Iron is a crucial element in many of the body’s processes. Iron supplements are important for most women, as few women get enough iron through their diet. Often, women who lack iron become anemic. Iron-deficiency anemia is one of the most common forms of anemia. It can be regulated through iron supplements.

Your best dietary source of iron is red meat, such as beef. You can get non-heme iron (found in vegetables) from lentils, spinach, black strap molasses, and many kinds of beans. To improve the absorption of plant or non-heme iron, pair the food with a vitamin-C-rich source. For example, add fresh sliced bell peppers or strawberries to your spinach salad. The American Pregnancy Association recommends a daily intake of 27 milligrams of iron for pregnant women.

Magnesium is an important element for teeth and bones, regulation of blood-sugar levels, and the proper functioning of body proteins. It’s also important for tissue growth and repair, and may play a role in reducing preterm delivery. The recommended upper limit for magnesium for pregnant women is around 300 milligrams. A good diet usually provides enough magnesium, so it’s not present in most prenatal vitamins. The best food sources of magnesium are:

  • seeds such as sunflower and pumpkin
  • wheat germ
  • tofu
  • almonds
  • yogurt

You can also take Epsom salt baths twice a week to increase your blood magnesium levels.

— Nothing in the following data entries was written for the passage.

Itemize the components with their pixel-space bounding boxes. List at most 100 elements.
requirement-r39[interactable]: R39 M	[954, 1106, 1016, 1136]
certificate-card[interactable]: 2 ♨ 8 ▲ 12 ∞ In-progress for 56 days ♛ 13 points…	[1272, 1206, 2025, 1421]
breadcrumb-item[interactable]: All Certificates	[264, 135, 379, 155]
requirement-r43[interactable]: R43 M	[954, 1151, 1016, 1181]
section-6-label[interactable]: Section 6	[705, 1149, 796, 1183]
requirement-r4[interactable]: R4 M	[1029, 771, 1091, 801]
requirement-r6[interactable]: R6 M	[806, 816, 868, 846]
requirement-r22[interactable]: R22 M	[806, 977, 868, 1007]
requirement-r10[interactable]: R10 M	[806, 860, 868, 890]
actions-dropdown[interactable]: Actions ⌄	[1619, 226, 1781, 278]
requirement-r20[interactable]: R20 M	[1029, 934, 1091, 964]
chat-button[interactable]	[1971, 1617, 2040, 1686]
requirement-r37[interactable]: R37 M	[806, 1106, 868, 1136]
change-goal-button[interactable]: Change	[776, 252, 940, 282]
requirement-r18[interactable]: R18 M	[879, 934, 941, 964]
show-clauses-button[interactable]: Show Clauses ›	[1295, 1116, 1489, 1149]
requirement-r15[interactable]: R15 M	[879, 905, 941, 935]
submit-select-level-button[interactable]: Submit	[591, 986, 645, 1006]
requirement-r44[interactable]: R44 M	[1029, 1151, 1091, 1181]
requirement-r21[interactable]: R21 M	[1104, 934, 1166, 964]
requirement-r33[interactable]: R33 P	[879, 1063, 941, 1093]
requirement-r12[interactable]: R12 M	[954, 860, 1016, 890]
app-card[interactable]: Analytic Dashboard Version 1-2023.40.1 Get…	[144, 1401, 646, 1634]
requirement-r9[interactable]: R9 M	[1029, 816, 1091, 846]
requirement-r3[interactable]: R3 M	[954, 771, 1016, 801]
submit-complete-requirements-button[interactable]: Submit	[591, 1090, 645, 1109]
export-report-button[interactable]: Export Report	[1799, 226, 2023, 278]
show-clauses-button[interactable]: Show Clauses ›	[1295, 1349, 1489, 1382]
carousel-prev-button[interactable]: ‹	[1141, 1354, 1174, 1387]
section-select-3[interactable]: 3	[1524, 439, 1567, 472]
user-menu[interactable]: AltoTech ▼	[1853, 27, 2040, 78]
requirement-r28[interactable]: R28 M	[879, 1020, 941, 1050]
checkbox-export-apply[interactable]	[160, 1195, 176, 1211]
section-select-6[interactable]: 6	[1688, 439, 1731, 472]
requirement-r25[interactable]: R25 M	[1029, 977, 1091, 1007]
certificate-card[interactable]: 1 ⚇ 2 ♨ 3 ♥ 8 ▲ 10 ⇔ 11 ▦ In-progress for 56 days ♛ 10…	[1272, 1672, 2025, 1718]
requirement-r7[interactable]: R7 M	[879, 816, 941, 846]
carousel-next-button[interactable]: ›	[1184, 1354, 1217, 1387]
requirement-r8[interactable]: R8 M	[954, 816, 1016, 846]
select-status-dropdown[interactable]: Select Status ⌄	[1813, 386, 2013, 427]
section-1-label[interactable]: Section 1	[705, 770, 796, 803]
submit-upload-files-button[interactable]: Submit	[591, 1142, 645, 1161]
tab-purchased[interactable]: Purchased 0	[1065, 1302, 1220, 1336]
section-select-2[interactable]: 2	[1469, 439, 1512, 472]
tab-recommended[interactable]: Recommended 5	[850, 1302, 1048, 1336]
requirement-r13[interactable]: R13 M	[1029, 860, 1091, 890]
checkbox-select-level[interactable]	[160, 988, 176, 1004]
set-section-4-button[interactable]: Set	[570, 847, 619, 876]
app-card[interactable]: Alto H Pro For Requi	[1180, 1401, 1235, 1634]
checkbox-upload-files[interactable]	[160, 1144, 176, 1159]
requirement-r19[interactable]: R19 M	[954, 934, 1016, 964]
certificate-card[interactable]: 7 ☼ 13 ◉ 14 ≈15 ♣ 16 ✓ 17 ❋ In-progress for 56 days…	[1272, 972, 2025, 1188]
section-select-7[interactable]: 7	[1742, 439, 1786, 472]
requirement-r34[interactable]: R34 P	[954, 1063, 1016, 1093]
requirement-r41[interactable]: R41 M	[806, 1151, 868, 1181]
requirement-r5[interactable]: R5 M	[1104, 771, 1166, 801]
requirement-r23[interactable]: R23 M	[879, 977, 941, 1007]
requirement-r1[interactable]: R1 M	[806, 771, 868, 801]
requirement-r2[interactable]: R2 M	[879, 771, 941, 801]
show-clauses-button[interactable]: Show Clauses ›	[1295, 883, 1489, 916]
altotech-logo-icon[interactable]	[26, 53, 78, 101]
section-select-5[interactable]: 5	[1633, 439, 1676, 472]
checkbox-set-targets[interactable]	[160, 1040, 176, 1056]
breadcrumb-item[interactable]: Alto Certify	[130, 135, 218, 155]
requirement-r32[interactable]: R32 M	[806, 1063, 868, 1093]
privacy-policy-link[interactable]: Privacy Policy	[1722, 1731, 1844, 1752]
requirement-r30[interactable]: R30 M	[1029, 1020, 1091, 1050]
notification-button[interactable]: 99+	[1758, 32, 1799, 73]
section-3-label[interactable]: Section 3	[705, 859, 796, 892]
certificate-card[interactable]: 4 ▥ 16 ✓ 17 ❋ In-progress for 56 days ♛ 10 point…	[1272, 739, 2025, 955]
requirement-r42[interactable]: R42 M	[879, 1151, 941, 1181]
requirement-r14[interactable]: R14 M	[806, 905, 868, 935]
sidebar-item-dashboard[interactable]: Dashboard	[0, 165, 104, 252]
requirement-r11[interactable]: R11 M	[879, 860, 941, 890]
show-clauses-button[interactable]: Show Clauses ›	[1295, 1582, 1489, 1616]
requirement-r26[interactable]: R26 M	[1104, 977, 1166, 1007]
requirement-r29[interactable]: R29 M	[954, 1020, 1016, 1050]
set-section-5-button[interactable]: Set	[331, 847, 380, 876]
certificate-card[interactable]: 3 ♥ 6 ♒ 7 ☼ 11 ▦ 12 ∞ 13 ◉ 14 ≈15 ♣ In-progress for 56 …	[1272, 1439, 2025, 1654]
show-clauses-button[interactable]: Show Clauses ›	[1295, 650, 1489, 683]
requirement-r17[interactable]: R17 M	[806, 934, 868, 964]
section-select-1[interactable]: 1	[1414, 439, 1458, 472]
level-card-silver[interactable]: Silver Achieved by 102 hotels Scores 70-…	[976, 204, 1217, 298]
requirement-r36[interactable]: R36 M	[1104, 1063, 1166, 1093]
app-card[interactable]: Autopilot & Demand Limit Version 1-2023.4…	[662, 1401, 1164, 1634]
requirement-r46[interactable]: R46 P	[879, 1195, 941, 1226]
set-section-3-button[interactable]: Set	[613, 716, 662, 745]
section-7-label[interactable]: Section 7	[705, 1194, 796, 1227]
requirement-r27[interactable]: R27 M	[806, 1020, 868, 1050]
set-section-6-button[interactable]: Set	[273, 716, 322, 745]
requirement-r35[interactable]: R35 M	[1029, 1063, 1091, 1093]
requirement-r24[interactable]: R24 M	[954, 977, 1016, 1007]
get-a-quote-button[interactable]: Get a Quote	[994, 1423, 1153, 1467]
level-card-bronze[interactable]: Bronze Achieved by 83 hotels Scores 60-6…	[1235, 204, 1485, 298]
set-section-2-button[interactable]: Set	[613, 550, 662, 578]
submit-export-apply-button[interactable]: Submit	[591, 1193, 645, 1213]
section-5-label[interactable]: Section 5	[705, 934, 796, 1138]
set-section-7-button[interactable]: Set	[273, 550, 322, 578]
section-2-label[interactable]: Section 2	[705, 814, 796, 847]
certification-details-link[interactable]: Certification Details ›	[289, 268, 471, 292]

Chromium is important for your baby’s development. You should get about 30 micrograms per day. Foods that contain significant amounts of chromium include:

  • whole-wheat bread
  • peanut butter
  • asparagus
  • spinach
  • wheat germ

Copper stimulates the growth of cells and tissues, hair growth, and general metabolism. It’s a critical component of the baby’s major systems: the heart and circulatory system, the skeleton, and the nervous system. One milligram of copper is recommended daily.

The RDA of zinc for pregnant women is 11 milligrams per day and 12 milligrams for nursing women. You can buy prenatal vitamins that contain zinc. Sources include red meat, seeds, nuts, and beans.

Potassium is a mineral that affects cellular function, fluid balance, and blood pressure regulation, as well as proper nerve and muscle function. While there’s no recommended daily allowance for nonpregnant adults, most doctors agree that pregnant women require at least 2,000 milligrams per day. Prenatal vitamins can provide potassium, but potassium is present at high levels in foods such as:

  • bananas
  • avocados
  • cantaloupes
  • oranges
  • watermelons
  • dark leafy greens
  • meats
  • milk
  • grains
  • legumes
  • squashes

Phosphorus

This element is an important part of the development of the muscular, circulatory, and skeletal systems. The recommended daily allowance for nonpregnant women is 700 milligrams for pregnant and breastfeeding women. Sources include milk, yogurt, beans, seafood, and nuts.